With the Supreme Court reversing the action of the Karnataka Speaker who disqualified 16 MLAs of which 11 were from Bharatiya Janata Party, the B S Yeddyurappa government finds itself in fresh trouble.
With the decision being reversed, the magic number required in the 226-member house is 113. After the Speaker disqualified the 16 MLAs the magic number was 104 and the BJP then had 106 members in the house
With the SC order, the 11 members of the BJP will have to return to the party. Their future course of action is unknown. Also it is unlikely that the five independents, who had initially extended their support to the BJP, will continue to do so.

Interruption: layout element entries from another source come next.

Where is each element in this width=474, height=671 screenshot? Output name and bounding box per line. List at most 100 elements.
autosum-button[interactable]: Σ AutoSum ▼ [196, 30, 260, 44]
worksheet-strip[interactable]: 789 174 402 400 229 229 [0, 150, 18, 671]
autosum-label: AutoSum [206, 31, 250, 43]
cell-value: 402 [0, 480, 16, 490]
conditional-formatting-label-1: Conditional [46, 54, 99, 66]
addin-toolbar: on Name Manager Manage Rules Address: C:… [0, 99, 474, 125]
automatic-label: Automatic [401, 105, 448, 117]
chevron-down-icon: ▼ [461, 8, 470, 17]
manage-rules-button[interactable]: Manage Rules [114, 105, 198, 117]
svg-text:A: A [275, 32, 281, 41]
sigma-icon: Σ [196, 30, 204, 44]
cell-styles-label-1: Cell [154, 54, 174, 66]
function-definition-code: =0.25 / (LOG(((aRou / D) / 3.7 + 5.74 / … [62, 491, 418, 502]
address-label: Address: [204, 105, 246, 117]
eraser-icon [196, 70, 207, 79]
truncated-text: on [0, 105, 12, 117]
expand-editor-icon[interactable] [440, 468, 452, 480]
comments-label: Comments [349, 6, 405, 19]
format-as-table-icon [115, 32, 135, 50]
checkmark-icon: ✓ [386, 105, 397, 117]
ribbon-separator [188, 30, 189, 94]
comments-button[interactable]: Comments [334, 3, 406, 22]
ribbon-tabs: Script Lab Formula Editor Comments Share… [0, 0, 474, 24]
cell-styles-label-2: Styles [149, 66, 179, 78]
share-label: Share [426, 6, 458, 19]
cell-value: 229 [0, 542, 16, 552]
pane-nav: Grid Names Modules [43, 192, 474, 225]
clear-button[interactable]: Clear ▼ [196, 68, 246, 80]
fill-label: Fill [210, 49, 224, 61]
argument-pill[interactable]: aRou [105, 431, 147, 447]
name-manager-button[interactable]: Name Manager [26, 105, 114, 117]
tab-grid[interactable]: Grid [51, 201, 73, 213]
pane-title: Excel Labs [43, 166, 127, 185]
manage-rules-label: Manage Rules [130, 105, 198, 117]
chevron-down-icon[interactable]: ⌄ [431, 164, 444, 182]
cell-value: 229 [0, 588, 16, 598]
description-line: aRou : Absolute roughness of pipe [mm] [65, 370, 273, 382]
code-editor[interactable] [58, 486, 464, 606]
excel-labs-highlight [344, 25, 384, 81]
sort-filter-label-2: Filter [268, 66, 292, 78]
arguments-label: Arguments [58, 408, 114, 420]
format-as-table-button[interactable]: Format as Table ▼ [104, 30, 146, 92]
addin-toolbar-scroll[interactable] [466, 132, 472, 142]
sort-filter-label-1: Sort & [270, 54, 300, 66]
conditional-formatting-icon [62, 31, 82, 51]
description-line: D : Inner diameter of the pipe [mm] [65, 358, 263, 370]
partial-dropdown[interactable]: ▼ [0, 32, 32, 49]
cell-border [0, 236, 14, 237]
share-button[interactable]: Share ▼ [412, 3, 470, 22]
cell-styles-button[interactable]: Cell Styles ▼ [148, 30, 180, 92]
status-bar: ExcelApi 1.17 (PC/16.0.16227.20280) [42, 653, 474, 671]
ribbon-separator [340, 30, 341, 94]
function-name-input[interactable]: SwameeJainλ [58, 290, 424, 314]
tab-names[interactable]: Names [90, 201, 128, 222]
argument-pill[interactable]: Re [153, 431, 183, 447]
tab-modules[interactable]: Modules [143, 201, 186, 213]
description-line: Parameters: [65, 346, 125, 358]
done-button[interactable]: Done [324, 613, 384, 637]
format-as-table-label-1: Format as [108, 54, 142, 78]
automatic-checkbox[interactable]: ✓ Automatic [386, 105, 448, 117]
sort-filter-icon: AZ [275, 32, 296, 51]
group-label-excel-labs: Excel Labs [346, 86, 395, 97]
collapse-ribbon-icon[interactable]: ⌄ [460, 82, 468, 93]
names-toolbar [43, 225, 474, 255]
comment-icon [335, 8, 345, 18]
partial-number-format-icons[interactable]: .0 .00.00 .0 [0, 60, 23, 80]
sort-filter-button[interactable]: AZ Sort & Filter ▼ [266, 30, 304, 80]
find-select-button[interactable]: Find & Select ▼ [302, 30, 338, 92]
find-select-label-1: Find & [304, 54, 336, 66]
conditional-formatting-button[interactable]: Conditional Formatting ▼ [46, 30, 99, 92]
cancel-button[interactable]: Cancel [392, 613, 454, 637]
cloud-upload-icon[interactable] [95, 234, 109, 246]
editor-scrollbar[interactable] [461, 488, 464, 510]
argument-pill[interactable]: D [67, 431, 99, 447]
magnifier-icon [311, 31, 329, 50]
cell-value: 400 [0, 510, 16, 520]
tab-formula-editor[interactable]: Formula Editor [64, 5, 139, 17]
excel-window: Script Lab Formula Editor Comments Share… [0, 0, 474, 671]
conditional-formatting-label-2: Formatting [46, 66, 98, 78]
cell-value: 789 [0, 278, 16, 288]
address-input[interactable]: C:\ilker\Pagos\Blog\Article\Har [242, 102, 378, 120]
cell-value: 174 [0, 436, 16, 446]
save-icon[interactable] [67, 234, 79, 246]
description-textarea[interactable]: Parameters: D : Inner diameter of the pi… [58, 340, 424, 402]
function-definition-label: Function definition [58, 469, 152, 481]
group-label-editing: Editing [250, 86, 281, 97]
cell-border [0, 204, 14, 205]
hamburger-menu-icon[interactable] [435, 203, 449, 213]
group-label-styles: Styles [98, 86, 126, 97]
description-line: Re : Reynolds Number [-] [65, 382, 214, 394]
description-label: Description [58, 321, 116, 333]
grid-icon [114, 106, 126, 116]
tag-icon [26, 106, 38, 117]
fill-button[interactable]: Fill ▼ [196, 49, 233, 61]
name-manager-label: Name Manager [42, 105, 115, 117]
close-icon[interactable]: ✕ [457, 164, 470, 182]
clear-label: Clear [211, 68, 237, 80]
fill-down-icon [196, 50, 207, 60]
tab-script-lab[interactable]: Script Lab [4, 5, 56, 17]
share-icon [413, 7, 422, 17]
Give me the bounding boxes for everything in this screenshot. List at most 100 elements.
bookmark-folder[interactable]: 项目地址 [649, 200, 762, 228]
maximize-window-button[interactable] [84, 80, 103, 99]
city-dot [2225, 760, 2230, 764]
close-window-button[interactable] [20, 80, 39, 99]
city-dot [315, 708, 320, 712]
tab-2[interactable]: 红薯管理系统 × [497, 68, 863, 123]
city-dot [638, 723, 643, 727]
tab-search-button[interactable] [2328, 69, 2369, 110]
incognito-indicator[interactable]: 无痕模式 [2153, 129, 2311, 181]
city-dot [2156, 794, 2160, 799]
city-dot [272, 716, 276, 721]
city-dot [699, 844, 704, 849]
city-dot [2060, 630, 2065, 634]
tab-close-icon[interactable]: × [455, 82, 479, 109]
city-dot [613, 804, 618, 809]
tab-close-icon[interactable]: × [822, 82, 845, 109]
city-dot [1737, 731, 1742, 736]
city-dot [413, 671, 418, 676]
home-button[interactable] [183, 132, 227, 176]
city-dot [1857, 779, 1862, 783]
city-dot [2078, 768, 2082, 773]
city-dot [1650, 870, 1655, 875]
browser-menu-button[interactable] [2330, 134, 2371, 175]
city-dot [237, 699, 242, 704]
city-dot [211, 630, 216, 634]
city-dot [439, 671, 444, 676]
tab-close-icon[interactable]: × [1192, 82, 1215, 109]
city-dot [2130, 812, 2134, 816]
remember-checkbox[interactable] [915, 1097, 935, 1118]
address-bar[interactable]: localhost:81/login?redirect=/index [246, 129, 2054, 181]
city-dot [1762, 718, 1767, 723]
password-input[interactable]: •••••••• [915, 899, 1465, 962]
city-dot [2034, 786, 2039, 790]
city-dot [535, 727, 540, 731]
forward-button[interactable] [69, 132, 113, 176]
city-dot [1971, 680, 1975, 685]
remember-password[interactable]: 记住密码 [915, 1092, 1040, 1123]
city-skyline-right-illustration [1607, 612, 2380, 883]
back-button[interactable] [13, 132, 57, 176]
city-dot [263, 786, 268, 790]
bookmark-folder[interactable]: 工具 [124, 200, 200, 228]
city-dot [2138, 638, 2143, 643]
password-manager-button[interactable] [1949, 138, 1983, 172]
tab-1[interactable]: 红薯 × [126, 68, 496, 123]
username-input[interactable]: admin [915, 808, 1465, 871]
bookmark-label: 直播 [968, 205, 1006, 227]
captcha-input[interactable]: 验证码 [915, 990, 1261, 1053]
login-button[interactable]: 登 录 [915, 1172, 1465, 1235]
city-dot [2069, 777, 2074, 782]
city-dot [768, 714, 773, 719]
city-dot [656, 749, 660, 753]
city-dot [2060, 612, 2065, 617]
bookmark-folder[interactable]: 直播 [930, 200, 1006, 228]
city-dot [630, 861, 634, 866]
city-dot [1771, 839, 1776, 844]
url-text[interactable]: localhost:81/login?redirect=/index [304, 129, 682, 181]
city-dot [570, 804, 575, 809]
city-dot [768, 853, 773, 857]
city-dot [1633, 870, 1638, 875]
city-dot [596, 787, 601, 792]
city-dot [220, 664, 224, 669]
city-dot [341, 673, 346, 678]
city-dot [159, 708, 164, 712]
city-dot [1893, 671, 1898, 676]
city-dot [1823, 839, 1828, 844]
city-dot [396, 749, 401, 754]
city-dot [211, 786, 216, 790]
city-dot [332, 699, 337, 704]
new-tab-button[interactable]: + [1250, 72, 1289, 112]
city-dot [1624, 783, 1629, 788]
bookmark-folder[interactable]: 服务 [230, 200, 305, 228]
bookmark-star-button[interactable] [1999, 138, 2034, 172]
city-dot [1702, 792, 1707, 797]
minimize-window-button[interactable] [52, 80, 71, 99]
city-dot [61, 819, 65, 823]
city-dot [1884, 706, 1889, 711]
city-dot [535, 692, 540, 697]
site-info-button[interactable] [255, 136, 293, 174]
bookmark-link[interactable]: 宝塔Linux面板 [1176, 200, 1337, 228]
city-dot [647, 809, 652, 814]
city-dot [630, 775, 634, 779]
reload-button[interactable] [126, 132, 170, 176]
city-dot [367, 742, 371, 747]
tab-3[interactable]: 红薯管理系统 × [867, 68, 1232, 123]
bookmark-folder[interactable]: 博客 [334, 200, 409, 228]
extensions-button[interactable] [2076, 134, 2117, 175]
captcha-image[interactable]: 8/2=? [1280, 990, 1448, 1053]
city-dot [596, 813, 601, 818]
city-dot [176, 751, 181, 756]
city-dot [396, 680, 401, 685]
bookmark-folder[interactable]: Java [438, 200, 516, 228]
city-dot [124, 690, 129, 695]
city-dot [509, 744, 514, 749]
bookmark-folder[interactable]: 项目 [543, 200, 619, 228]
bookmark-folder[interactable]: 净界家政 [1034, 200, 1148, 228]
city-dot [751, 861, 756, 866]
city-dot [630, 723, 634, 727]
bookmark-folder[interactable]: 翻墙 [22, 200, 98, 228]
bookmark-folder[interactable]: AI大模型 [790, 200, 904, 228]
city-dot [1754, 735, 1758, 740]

If the 11 BJP MLAs, who were disqualified, decide to stick with the BJP then the party would have 117 members, which is four more than the majority.
What also helps the Yeddyurappa government is the fact that the BJP have won all the three bypoll seats, whose results were declared on Friday, wresting two from the Congress and one from the Janata Dal-Secular.
The issue which faces Yeddyurappa now is a leadership change being masterminded by state BJP president L S Ishwarappa.
The BJP state party has decided not to react to the apex court's decision and will wait for the governor to direct it to prove its majority in the house. In that case, it can issue a whip asking the 11 'disqualified' MLAs to vote for the government.